A nulla era servita una denuncia a suo carico depositata dalla ex compagna poche settimane fa. L’uomo non si arrendeva. Voleva riallacciare in tutti i modi quella relazione che per la donna era finita da un pezzo. Così la sera di mercoledì scorso si è presentato in casa. Con l’intenzione di parlare alla donna. Ma è stato fermato da un vicino. L’uomo ha desistito. Ma è ritornato alla carica poche ore dopo. E anche in questo caso è stato allontanato dal vicino con i toni, però, un po’ più accesi. Alle prime luci del giorno era ancora lì.
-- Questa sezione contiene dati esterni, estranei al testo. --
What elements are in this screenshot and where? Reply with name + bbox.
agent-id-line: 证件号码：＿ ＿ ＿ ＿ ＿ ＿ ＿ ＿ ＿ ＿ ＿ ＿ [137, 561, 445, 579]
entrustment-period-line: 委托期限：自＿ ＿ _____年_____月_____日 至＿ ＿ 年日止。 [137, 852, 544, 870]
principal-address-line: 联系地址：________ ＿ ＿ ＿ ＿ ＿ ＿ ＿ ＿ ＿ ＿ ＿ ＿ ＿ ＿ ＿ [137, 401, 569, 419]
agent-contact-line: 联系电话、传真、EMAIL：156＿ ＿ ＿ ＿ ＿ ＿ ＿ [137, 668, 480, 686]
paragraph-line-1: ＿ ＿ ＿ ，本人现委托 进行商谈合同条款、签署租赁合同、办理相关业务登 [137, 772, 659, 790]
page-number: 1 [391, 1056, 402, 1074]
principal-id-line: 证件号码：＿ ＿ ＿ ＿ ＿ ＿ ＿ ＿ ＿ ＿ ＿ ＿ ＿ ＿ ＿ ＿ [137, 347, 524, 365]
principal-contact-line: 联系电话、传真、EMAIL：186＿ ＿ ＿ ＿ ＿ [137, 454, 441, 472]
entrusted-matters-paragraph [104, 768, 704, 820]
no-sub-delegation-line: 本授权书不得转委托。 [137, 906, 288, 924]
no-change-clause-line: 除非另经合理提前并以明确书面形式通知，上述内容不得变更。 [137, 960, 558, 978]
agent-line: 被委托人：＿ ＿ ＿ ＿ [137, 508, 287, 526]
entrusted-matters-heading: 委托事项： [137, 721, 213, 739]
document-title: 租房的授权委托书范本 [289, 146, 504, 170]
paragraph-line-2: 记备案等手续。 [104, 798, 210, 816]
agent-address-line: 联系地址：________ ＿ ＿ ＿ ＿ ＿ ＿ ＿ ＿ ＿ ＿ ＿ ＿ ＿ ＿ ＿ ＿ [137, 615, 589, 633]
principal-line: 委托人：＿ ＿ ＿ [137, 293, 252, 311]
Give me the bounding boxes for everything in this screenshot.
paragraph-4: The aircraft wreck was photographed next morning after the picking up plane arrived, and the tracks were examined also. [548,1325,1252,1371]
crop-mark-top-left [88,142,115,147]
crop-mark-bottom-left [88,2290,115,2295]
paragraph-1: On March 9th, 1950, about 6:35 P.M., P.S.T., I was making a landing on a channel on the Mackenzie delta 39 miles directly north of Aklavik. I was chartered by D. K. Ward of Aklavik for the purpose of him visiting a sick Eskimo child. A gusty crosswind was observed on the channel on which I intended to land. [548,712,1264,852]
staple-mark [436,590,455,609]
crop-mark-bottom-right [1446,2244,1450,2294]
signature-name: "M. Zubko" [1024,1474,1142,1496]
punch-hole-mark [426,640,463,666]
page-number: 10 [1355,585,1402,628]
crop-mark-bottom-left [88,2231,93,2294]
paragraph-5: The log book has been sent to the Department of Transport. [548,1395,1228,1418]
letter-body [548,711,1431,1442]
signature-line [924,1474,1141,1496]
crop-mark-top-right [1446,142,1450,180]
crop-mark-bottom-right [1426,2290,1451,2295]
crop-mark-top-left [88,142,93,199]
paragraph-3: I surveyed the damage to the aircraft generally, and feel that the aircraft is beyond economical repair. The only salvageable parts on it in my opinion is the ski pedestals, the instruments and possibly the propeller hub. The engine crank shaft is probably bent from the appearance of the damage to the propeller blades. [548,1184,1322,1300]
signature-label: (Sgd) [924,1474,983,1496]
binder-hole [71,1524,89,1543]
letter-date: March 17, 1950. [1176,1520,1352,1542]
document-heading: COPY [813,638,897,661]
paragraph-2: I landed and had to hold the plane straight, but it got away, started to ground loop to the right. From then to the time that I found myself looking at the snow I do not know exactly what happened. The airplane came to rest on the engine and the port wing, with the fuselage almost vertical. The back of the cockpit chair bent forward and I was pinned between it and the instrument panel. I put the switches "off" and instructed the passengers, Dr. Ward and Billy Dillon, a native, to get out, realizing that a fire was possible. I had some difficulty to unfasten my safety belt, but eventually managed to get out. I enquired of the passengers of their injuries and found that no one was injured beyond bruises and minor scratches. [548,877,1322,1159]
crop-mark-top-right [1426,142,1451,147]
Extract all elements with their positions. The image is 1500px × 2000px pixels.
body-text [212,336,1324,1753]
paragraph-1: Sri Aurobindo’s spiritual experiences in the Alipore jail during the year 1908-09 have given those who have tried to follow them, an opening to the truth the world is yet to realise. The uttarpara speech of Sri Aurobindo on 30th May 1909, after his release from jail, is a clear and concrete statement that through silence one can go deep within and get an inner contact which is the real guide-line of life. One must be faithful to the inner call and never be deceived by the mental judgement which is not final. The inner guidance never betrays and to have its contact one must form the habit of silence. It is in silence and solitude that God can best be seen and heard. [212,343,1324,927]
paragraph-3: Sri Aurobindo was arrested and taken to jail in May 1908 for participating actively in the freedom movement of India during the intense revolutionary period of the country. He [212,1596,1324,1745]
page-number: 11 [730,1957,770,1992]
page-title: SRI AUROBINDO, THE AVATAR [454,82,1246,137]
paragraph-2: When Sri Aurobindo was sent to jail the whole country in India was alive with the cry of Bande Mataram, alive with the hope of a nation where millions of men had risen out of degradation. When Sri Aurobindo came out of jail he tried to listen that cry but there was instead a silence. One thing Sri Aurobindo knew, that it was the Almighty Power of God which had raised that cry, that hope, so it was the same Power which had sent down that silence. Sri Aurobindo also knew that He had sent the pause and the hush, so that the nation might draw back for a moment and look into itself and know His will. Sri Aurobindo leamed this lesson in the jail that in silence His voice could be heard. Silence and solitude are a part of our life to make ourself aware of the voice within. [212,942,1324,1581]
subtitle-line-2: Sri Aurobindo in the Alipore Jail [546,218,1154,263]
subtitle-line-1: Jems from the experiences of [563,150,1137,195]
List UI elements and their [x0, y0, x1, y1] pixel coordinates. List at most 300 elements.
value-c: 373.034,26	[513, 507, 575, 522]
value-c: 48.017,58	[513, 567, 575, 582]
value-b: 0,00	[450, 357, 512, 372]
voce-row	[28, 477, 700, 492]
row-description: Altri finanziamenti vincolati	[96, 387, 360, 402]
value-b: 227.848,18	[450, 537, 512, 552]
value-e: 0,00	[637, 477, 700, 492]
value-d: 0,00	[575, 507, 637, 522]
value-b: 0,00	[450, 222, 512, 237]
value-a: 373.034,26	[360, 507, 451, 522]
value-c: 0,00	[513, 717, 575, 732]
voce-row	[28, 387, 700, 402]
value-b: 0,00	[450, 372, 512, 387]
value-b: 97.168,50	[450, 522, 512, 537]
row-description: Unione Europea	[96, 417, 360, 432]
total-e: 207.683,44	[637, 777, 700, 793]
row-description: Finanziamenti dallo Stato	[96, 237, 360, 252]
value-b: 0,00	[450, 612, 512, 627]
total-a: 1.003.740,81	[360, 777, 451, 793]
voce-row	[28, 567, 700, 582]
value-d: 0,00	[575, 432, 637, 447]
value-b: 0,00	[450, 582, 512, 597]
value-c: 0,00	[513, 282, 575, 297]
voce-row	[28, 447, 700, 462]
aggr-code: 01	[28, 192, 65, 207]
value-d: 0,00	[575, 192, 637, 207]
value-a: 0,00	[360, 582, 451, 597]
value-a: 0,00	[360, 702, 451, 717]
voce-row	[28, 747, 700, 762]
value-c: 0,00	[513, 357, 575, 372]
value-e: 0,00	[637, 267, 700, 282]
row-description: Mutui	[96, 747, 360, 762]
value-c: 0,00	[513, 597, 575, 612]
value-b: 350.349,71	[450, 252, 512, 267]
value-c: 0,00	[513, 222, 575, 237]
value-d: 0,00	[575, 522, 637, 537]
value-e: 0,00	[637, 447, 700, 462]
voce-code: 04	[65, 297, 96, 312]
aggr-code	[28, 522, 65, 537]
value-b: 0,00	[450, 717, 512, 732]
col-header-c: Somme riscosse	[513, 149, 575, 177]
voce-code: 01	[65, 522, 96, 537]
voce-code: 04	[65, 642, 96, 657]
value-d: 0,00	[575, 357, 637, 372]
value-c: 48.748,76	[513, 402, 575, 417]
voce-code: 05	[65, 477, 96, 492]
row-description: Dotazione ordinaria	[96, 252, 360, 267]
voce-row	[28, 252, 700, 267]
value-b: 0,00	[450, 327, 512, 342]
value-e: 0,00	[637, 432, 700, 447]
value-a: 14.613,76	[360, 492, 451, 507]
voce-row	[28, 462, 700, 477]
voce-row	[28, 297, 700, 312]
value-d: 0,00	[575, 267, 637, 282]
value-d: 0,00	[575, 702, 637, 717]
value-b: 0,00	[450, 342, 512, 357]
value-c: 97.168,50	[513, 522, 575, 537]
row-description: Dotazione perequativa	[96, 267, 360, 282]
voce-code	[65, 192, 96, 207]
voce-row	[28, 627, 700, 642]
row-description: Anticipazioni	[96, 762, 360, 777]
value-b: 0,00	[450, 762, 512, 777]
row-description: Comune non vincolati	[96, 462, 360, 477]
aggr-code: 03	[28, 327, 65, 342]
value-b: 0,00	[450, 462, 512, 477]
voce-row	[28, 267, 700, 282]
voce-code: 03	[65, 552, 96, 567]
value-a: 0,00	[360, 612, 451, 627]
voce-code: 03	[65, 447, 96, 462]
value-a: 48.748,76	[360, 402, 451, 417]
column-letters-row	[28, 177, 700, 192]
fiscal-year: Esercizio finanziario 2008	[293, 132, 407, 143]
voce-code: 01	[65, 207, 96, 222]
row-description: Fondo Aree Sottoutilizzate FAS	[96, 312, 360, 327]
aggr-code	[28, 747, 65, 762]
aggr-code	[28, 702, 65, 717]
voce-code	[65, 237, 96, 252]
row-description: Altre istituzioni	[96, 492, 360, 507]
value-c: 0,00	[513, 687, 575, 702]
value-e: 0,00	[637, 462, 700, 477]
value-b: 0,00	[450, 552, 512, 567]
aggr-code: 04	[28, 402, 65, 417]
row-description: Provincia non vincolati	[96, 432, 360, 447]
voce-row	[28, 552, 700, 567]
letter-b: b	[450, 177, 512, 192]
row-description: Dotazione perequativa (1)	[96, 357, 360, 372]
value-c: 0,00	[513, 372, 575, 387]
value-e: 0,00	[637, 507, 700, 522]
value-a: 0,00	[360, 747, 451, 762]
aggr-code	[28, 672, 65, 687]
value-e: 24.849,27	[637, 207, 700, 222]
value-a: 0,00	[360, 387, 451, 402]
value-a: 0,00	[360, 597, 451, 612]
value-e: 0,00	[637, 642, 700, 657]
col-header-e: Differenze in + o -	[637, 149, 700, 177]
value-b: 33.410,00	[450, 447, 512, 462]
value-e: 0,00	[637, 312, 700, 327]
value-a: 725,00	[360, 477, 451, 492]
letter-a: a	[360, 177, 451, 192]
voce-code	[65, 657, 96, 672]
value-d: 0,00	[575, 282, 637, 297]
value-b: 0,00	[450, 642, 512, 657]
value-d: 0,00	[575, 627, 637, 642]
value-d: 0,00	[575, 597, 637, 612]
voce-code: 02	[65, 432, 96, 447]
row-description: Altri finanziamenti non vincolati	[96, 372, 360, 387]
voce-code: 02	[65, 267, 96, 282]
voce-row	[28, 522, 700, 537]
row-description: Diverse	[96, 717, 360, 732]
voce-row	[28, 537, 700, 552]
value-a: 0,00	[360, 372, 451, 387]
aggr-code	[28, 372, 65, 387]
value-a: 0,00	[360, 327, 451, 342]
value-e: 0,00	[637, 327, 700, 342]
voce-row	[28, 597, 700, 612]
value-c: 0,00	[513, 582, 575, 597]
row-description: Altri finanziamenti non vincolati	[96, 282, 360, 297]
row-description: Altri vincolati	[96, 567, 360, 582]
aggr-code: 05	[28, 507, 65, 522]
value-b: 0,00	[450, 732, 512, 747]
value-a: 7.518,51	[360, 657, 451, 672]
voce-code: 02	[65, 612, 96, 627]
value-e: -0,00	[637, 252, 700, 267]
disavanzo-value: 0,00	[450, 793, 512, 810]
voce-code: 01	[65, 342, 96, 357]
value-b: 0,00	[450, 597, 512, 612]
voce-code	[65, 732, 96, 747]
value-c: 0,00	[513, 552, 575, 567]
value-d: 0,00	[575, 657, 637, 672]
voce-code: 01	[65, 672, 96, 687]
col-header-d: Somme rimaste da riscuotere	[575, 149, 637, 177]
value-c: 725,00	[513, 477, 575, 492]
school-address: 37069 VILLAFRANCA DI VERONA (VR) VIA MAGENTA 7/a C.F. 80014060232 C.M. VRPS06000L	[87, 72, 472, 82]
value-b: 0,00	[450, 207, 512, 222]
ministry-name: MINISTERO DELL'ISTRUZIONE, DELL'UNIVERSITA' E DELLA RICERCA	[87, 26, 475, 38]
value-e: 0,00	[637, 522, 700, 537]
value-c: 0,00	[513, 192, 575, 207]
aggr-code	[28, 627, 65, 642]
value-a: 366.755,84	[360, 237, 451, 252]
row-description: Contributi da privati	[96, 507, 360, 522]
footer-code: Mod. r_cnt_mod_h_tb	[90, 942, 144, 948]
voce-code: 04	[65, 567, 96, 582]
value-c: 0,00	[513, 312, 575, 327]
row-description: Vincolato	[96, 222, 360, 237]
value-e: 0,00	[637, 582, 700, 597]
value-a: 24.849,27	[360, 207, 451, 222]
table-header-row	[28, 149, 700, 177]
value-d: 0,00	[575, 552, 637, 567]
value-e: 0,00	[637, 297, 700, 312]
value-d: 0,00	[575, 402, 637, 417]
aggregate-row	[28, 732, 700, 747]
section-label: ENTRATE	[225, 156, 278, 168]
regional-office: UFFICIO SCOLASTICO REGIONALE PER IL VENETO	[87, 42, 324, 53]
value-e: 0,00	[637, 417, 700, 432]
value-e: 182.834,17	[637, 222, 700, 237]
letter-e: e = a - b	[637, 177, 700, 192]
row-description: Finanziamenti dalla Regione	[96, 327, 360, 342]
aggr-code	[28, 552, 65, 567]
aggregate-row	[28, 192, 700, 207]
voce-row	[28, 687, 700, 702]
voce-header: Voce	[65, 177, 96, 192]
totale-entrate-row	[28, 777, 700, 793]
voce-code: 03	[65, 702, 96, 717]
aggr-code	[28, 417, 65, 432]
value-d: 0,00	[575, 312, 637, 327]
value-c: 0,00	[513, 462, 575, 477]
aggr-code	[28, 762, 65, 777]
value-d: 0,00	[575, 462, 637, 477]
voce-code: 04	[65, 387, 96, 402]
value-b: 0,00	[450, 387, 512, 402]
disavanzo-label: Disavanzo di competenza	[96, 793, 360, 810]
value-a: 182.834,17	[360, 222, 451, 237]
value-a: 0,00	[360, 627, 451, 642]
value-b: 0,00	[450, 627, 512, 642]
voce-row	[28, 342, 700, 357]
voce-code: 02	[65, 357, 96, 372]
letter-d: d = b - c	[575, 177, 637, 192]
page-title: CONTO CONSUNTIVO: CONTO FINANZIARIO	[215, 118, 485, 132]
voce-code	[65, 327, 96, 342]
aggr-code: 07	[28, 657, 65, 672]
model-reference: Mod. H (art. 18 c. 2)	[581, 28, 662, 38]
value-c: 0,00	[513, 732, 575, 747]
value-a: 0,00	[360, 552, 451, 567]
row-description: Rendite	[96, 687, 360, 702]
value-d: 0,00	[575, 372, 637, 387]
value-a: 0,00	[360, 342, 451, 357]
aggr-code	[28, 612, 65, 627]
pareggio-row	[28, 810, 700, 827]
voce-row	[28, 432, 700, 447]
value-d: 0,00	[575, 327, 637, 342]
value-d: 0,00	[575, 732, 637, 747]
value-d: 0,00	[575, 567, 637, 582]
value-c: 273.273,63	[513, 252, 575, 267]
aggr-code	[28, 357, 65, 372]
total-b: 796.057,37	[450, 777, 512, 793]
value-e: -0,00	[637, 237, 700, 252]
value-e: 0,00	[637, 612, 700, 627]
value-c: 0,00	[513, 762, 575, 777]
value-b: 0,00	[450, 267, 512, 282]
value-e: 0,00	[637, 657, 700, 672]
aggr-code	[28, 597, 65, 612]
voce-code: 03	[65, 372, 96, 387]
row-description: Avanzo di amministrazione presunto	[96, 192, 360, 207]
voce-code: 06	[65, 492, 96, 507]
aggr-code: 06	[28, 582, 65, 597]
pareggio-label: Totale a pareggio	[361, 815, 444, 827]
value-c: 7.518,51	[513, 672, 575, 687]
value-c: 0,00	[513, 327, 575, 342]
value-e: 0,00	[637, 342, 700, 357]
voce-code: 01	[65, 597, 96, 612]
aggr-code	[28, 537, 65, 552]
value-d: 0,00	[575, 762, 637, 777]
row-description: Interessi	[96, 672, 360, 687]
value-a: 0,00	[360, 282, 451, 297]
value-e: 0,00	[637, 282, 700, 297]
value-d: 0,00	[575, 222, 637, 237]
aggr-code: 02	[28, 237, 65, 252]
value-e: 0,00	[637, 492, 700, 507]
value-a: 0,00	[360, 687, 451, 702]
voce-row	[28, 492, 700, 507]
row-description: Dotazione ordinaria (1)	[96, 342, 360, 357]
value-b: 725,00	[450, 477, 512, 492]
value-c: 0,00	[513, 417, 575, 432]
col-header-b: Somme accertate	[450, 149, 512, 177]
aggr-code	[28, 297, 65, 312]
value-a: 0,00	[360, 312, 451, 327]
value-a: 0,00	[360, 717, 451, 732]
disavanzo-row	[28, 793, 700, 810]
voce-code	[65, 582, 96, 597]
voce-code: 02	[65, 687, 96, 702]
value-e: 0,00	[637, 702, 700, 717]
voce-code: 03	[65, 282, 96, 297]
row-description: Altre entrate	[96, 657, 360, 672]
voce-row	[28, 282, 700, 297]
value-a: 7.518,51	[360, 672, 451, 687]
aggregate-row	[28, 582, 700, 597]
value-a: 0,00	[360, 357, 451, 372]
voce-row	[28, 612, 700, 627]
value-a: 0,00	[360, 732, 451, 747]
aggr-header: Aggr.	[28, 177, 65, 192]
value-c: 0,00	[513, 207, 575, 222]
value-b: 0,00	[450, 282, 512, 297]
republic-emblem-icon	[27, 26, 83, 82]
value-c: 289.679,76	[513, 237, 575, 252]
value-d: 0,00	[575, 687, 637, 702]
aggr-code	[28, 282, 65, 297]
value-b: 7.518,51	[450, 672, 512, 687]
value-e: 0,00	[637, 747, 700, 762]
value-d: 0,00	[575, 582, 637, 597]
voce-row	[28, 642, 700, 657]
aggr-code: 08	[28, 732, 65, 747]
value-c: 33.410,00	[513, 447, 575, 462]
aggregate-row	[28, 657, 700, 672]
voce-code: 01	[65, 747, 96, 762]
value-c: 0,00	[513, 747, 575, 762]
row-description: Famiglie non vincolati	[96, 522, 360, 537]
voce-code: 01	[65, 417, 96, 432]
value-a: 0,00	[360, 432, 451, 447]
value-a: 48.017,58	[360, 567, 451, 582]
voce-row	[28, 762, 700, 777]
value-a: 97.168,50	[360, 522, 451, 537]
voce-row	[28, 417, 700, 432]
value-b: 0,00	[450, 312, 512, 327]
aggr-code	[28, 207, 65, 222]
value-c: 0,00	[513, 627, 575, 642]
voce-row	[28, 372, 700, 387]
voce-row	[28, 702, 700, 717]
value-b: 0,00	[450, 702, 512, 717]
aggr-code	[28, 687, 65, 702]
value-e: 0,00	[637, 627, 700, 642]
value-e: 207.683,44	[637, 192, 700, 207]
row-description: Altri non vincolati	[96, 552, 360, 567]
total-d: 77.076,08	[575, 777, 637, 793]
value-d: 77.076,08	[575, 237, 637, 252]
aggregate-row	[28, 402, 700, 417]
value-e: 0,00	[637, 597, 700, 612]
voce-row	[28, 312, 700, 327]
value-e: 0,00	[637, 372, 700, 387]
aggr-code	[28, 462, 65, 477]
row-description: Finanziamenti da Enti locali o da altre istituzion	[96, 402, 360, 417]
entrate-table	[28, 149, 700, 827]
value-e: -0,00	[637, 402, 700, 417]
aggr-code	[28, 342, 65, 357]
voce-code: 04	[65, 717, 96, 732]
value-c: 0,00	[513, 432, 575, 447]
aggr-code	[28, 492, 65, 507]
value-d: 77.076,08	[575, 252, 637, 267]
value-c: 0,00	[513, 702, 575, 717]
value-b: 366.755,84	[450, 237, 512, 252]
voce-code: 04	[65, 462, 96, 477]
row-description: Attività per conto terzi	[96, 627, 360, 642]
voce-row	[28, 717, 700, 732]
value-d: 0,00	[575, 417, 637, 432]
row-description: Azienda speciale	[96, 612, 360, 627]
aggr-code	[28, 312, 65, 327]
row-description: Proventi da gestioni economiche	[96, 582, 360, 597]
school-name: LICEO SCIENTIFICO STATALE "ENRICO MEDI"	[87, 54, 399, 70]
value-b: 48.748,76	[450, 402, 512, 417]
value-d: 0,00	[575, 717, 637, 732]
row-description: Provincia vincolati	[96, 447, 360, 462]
E’ riuscito ad entrare in casa approfittando di un momento di distrazione della donna che ha distrattamente lasciato la porta aperta trovandosi l’ex di fronte. E’ scoppiato un parapiglia a cui avrebbe preso parte anche il figlio della donna nato da una precedente relazione. Urla, minacce, spintoni. E anche in questo caso il vicino è intervenuto per fare da paciere. tutto finito? per nulla. Perché l’uomo si è ripresentato ore dopo questa volta scortato. E non da solo. Nel frattempo, infatti, erano stati informati i carabinieri della sezione radiomobile che hanno bloccato l’uomo al suo arrivo.

Nonostante continuasse ad inveire è stato arrestato e accompagnato in carcere con le accuse di lesioni personali e stalking. Nel frattempo, intuita l’aria di buriana, due amici si erano allontanati. Con l’uomo era rimasto solo il fratello nei cui confronti non sono stati adottati provvedimenti.